The study aimed to evaluate how different levels of workload can impact driver performance, with the results hopefully pointing toward ways in which driving can be performed more safely. Below, we provide an overview of the study – a true multimodal experiment into driver behavior.

How to make complex multi-screen automotive studies in iMotions

Figure 1: Diagram of the study. Drivers completed three driving tasks with low (baseline), medium and high workload.

The 3 driving tasks are:

Low workload (baseline): Drive on a free open highway, without traffic, doing double lane changes, maneuvers, acceleration and braking. 

Medium workload: Slalom the car between traffic cones and perform a double lane change maneuver as fast as reasonably possible.

High workload: Drive  through a city with random traffic conditions, traffic lights, multiple vehicles circulating in it, pedestrians crossing the street.

It was hypothesized that higher workload tasks induce higher visual demand (as indexed with dwell time %), higher heart rate and respiration rate as well as higher muscular and electrodermal activity. 

Figure 2: Replay video of the high workload task in iMotions software suite integrating a multi-screen simulator with three Smart Eye Pro eye trackers, and biosensor responses from FEA, ECG, RSP, EMG and EDA.

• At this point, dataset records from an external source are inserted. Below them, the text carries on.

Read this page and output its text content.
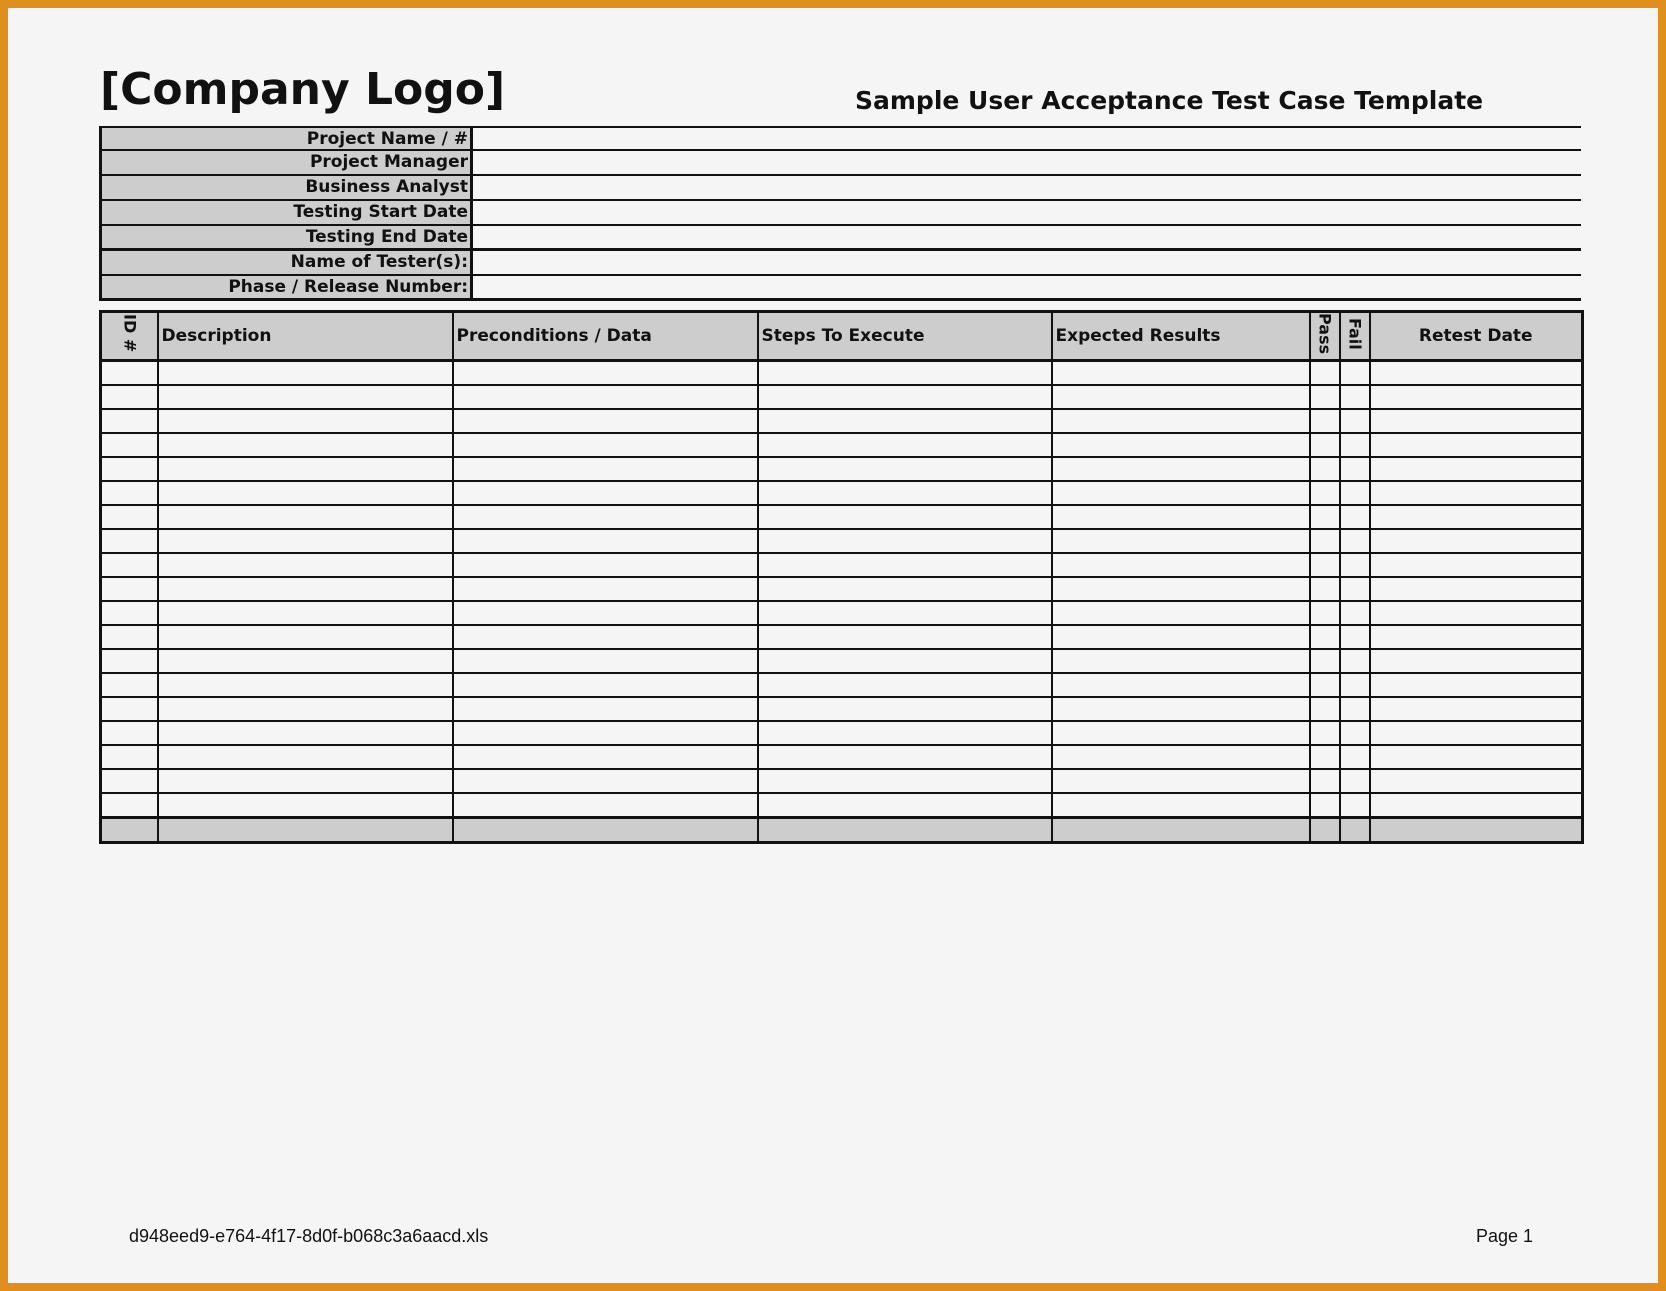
[Company Logo]	Sample User Acceptance Test Case Template
Project Name / #
Project Manager
Business Analyst
Testing Start Date
Testing End Date
Name of Tester(s):
Phase / Release Number:
ID #	Description	Preconditions / Data	Steps To Execute	Expected Results	Pass	Fail	Retest Date

d948eed9-e764-4f17-8d0f-b068c3a6aacd.xls	Page 1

The preliminary results of the present study show higher EMG activity, modulated arousal (heart rate and GSR peaks/min), and higher perceptual load (dwell time %) in complex driving scenarios (Figure 3). 

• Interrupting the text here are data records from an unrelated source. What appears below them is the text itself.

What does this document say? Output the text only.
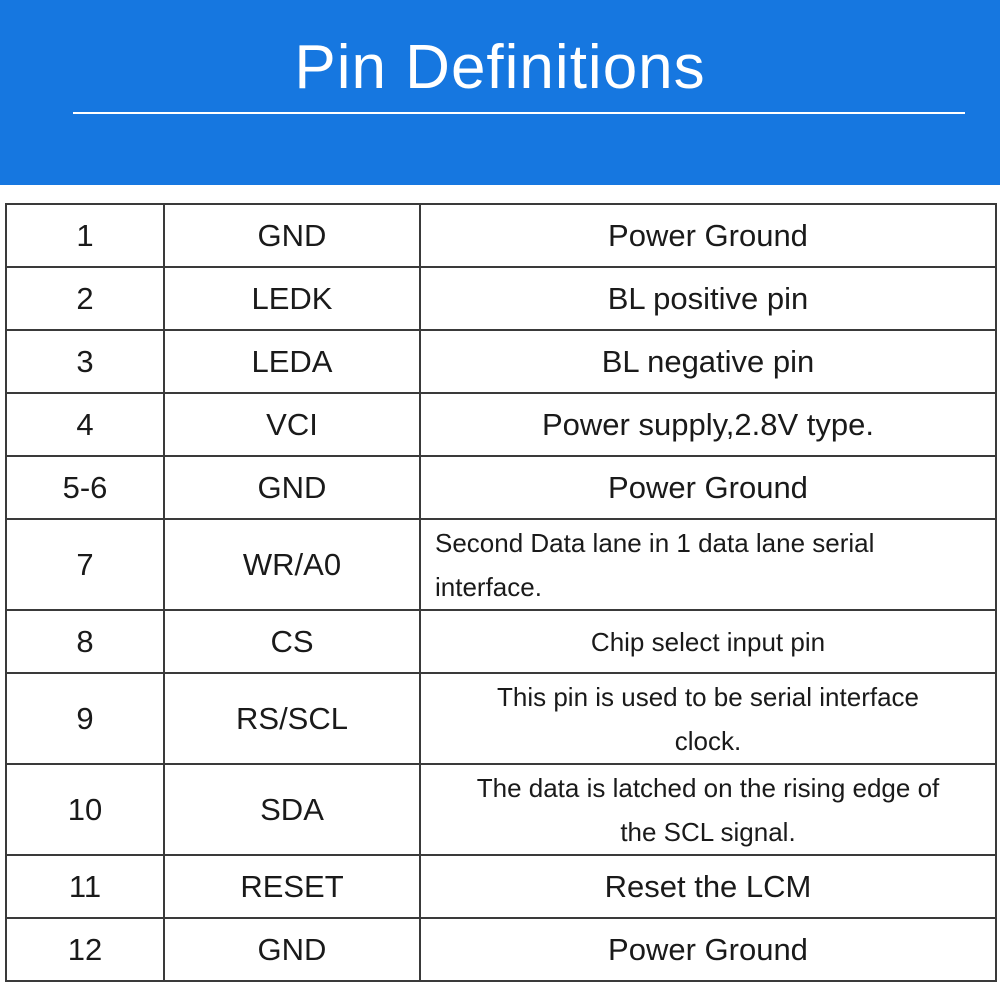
Pin Definitions
1	GND	Power Ground
2	LEDK	BL positive pin
3	LEDA	BL negative pin
4	VCI	Power supply,2.8V type.
5-6	GND	Power Ground
7	WR/A0	Second Data lane in 1 data lane serial
interface.

8	CS	Chip select input pin
9	RS/SCL	This pin is used to be serial interface
clock.

10	SDA	The data is latched on the rising edge of
the SCL signal.

11	RESET	Reset the LCM
12	GND	Power Ground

Figure 3: Electrodermal (EDA) and muscular (EMG) activity as well as dwell time % in the low, medium, and high workload tasks. 

The results showed significant differences with EDA, EMG, and dwell time from eye tracking data. This indicated that these measures are suitable for understanding the cognitive workload for driving. As these measures are also related to the likelihood of an accident occurring, it may be beneficial for car manufacturers to seek ways in which such measures can be incorporated into vehicle design in order to provide early warning or assistive services from the car when needed. 

This could ultimately provide an automated mechanism for reducing crash likelihood. Such a system wouldn’t require driver interaction as it would be triggered by the psychophysiological data points alone – crucial when the cognitive workload is self-evidently too high at that time. Such a system has recently been released by Smart Eye that can be built into vehicles for such detection.  

For more details about this work, find the methods and results here.

Integrating these physiological measures with other data sources, such as vehicle performance metrics (throttle, brakes, gear) and environmental conditions, enables a comprehensive understanding of the driver’s behavior. This holistic approach can contribute to the development of advanced driver assistance systems (ADAS), enhancing safety and performance on the road.

Monitoring of these physiological signals can also be used in driver training and education programs. By providing drivers with personalized feedback on their stress levels, attentiveness, and focus, they can actively work on improving their driving skills, leading to safer roads and reduced accident rates.